2. Ook figuurlijk: je laten doen, je door anderen laten inpalmen of beïnvloeden. Ge meegt aa ni lââte schiere! = Je mag je niet zo laten doen, je mag niet zo op je kop laten zitten.
schijt zn (`t), mv: - 1. Ontlasting, stront. E(n) eïj[g] et schijt. = Hij heeft diarree. 't Plat schijt = diarree. 't Vliegens schijt = diarree.
schijte ww, verv: schijt - scheet - gescheete 1. Zijn behoefte doen, naar het toilet gaan. Wââr ës de Zjèf? - Diëj zit oep 't eüske te schijte! = Waar is Jozef? - Hij is naar het WC (om zijn behoefte te doen).
2. Ook figuurlijk. Wa gescheete zèn! = Dat is me een rakker, dat is iemand waarvan je nooit weet wat hij nu weer zal uitvinden om de lolbroek uit te hangen.
3. Scheiden, ophouden, stoppen, een einde hebben, uiteindelijk.

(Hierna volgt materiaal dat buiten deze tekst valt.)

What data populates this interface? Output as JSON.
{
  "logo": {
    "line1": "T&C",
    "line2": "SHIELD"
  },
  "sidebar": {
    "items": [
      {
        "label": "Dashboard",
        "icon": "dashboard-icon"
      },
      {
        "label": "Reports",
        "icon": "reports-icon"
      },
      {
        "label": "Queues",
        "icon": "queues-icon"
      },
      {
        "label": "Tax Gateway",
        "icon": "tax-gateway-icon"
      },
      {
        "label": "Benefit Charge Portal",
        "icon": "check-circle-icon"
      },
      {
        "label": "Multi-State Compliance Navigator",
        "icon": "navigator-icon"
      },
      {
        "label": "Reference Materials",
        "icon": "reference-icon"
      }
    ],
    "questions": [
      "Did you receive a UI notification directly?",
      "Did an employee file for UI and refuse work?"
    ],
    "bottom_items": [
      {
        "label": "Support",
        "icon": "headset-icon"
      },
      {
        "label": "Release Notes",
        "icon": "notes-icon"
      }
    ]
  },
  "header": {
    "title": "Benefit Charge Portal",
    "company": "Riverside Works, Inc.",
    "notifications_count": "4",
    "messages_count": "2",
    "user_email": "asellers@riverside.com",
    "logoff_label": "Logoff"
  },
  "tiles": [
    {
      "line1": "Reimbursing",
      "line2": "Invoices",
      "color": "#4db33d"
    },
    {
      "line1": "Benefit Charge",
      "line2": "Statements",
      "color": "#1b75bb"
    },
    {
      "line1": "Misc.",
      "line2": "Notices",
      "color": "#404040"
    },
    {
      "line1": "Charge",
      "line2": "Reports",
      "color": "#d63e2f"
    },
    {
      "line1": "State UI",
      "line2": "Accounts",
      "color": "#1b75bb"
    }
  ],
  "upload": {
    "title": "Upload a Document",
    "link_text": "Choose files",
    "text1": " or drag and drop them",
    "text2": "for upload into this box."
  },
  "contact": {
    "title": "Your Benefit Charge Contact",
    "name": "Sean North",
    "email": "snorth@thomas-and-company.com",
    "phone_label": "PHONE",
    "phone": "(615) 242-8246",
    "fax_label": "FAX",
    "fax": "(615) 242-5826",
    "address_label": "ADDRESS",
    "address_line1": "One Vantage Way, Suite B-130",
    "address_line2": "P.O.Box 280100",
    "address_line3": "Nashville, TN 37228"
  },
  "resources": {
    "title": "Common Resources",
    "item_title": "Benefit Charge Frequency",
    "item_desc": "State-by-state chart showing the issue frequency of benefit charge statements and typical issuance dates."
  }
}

Oep 't schijte van de mèt ëmme me dèn mââ gekooze oem toch mââ nââ de kust te gâân. = Uiteindelijk hebben we dan maar besloten om naar de kust te gaan. Ze zèn ie gâân zien èn ze zèn dââ gâân zien, mââr oep 't schijte van de mèt ëmme ze nog altij niks gevonne. = Ze zochten hier en ze zochten daar, maar op het einde van hun zoektocht hebben ze nog altijd niets geschikt gevonden.
schildere ww, verv: schilder - schilderde - geschilderd 1. Schilderen, verven. In de pleüts was alles vruuger wit, mââ naa zè'm oepnief âân 't schildere - in 't blaat! = Vroeger was alles in de woonkamer wit, maar nu wordt er opnieuw geschilder - alles blauw!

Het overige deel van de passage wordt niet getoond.